İdlib için son uyarı Tahran'da

Dünyanın gözünü çevirdiği Tahran zirvesinde Erdoğan “3.5 milyon sivilin yaşadığı İdlib’e saldırı büyük katliamla sonuçlanır” dedi. Acil ateşkes çağrısında bulundu. Ancak masada çözümün arandığı saatlerde Rus jetleri kenti vurdu. Putin de “Taraflar burada yok” gerekçesini ileri sürerek Türkiye’nin çözüm önerisini karşılıksız bıraktı. Erdoğan, Tahran’da olası göç dalgasına da dikkat çekti. Cumhurbaşkanı ‘Mülteci ağırlama kapasitemizi doldurduk. 3.5 milyon Suriyeli’ye bir daha ev sahipliği yapmaya gücümüz yetmez” dedi.

İdlib’de Rus ve Şam güçlerinin havadan ve karadan bombardımanı ile başlayan gerilimin ardından dünyanın gözünü diktiği Tahran Zirvesi’nden terör örgütlerine ‘silah bırak’ çağrısıyla son buldu. Diplomasi tarihinde ilk kez canlı yayınlan zirve özelliğindeki kritik toplantıya Cumhurbaşkanı Erdoğan ile Rusya lideri Putin arasındaki ‘ateşkes’ tartışması da damga vurdu. Liderlerin başbaşa yaptıkları kapalı toplantıların ardından geçilen üçlü toplantı televizyonlardan canlı olarak yayımlandı.  Cumhurbaşkanı Erdoğan, “Türkiye bölgedeki varlığını korumakta kararlıdır. Bir ateşkese adım atılmasında büyük fayda var. Ateşkes ilanı yapabilirsek önemli bir adım olacak” dedi. Ruhani de, “Suriye’nin yasal hükümetiyle işbirliği yapılmalıdır. ABD’yi Fırat’ın doğusundan çıkmaya zorlayalım” açıklaması yaptı. Putin ise “Sadece İdlib’de terörist kaldı. Suriye hükümeti tüm toprakları denetlemeli” vurgusu yaptı. Cumhurbaşkanı Erdoğan’ın toplantıda yaptığı konuşmadan başlıklar şöyle oldu:

MUHALEFET ALDATILDIĞINI DÜŞÜNÜYOR: Astana kapsamında hayata geçirilen en kritik adım gerginliği azaltma bölgelerinin tesisi oldu. Ancak zamanla bunlar farklı bahanelerle tek tek tasfiye edildi. Bugün gerginliği azaltma bölgelerinden geriye sadece İdlib kaldı. Burada muhalefet, bölgelerin tesisinin ardından yaşanan gelişmeler sebebiyle ‘kendileri bu konuda aldatıldıklarını’ düşünüyorlar.      
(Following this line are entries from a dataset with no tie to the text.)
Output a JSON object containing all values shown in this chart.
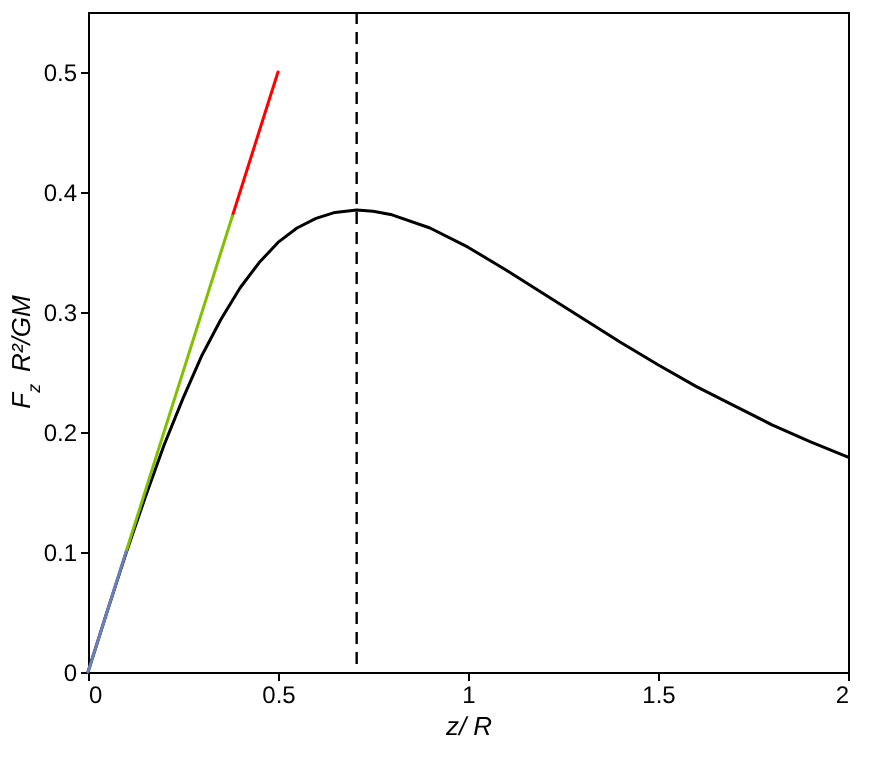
{
  "chart_data": {
    "type": "line",
    "xlabel": "z/ R",
    "ylabel": "F$_{z}$ R²/GM",
    "xlim": [
      0,
      2
    ],
    "ylim": [
      0,
      0.55
    ],
    "xticks": [
      0,
      0.5,
      1,
      1.5,
      2
    ],
    "yticks": [
      0,
      0.1,
      0.2,
      0.3,
      0.4,
      0.5
    ],
    "grid": false,
    "legend": false,
    "line_style": "solid",
    "series": [
      {
        "color": "#000000",
        "x": [
          0,
          0.05,
          0.1,
          0.15,
          0.2,
          0.25,
          0.3,
          0.35,
          0.4,
          0.45,
          0.5,
          0.55,
          0.6,
          0.65,
          0.707,
          0.75,
          0.8,
          0.9,
          1.0,
          1.1,
          1.2,
          1.3,
          1.4,
          1.5,
          1.6,
          1.7,
          1.8,
          1.9,
          2.0
        ],
        "values": [
          0,
          0.05,
          0.099,
          0.145,
          0.189,
          0.228,
          0.264,
          0.294,
          0.32,
          0.341,
          0.358,
          0.37,
          0.378,
          0.383,
          0.385,
          0.384,
          0.381,
          0.37,
          0.354,
          0.335,
          0.315,
          0.295,
          0.275,
          0.256,
          0.238,
          0.222,
          0.206,
          0.192,
          0.179
        ]
      },
      {
        "color": "#ff0000",
        "x": [
          0.38,
          0.5
        ],
        "values": [
          0.38,
          0.5
        ]
      },
      {
        "color": "#80c000",
        "x": [
          0.1,
          0.38
        ],
        "values": [
          0.1,
          0.38
        ]
      },
      {
        "color": "#6a80b8",
        "x": [
          0,
          0.1
        ],
        "values": [
          0,
          0.1
        ]
      }
    ],
    "ref_lines": [
      {
        "axis": "x",
        "value": 0.707,
        "color": "#000000",
        "line_style": "dashed"
      }
    ]
  }
}
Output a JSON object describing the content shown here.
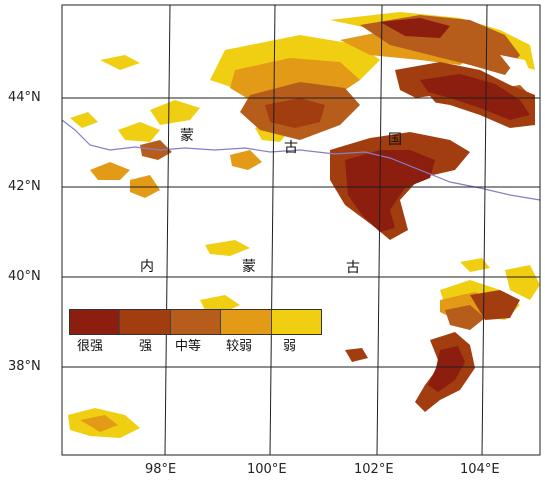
{
  "map": {
    "latitude_labels": [
      "44°N",
      "42°N",
      "40°N",
      "38°N"
    ],
    "longitude_labels": [
      "98°E",
      "100°E",
      "102°E",
      "104°E"
    ],
    "place_labels": {
      "mongolia": [
        "蒙",
        "古",
        "国"
      ],
      "inner_mongolia": [
        "内",
        "蒙",
        "古"
      ]
    },
    "colors": {
      "very_strong": "#8b1e0f",
      "strong": "#a23d10",
      "moderate": "#b65d1c",
      "weaker": "#e39a17",
      "weak": "#f0cf12",
      "border": "#8a7cc8",
      "grid": "#1f1f1f"
    }
  },
  "legend": {
    "items": [
      {
        "label": "很强",
        "color": "#8b1e0f"
      },
      {
        "label": "强",
        "color": "#a23d10"
      },
      {
        "label": "中等",
        "color": "#b65d1c"
      },
      {
        "label": "较弱",
        "color": "#e39a17"
      },
      {
        "label": "弱",
        "color": "#f0cf12"
      }
    ]
  }
}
12 ÜS İDLİB’E VERİLEN GÜVENCEDİR: Türkiye olarak, şehitler verdiğimiz ve ciddi özveride bulunduğumuzu bu sürecin şu an itibarıyla çok riskli bir yere geldiğini görüyoruz. İdlib, sadece Suriye’nin siyasi geleceği için değil, bizim milli güvenliğimiz ile bölgenin barış ve istikrarı bakımından da hayati öneme sahiptir. Bölgede kurduğumuz 12 gözlem noktasının sahadaki anlamlarından biri de Türkiye’nin İdlib halkına ve buraya sığınanlara can güvenlikleri konusunda güvence vermiş olmasıdır. Bu bölgenin ve Türkiye’nin sağladığı örtülü güvencenin Esed rejiminin insafına bırakılmasına rıza gösteremeyeceğiz.

MÜLTECİ KAPASİTEMİZ DOLDU: Her ne gerekçeyle olursa olsun İdlib’e yapılacak bir saldırı çok büyük bir insani dramla sonuçlanacaktır. Bölgedeki 3,5 milyonu aşkın sivilin tamamı bundan etkilenecektir ve  gidecek başka yerleri kalmadığı için Türkiye sınırına dayanacaktır. Çoğunluğu Suriyeli 4,5 milyon sığınmacıyı topraklarında barındıran Türkiye, mülteci ağırlama kapasitesini zaten doldurdu.

FARKLI YOLLAR BULMALIYIZ: Rus ve İranlı dostlarımızın İdlib’deki bazı terörist oluşumlardan kaynaklanan güvenlik endişelerini anlıyoruz. Benzer kaygıları en az sizler kadar bizler de duyuyoruz. İdlib’de ortak kaygılarımızı dikkate alan makul bir çıkış yolu bulmalıyız. Bu çerçevede, Rus dostlarımızın rahatsızlık duyduğu unsurları, Halep ve Hmeymim bölgesine yönelik saldırılara girişemeyecekleri yerlere çekmeyi deneyebiliriz.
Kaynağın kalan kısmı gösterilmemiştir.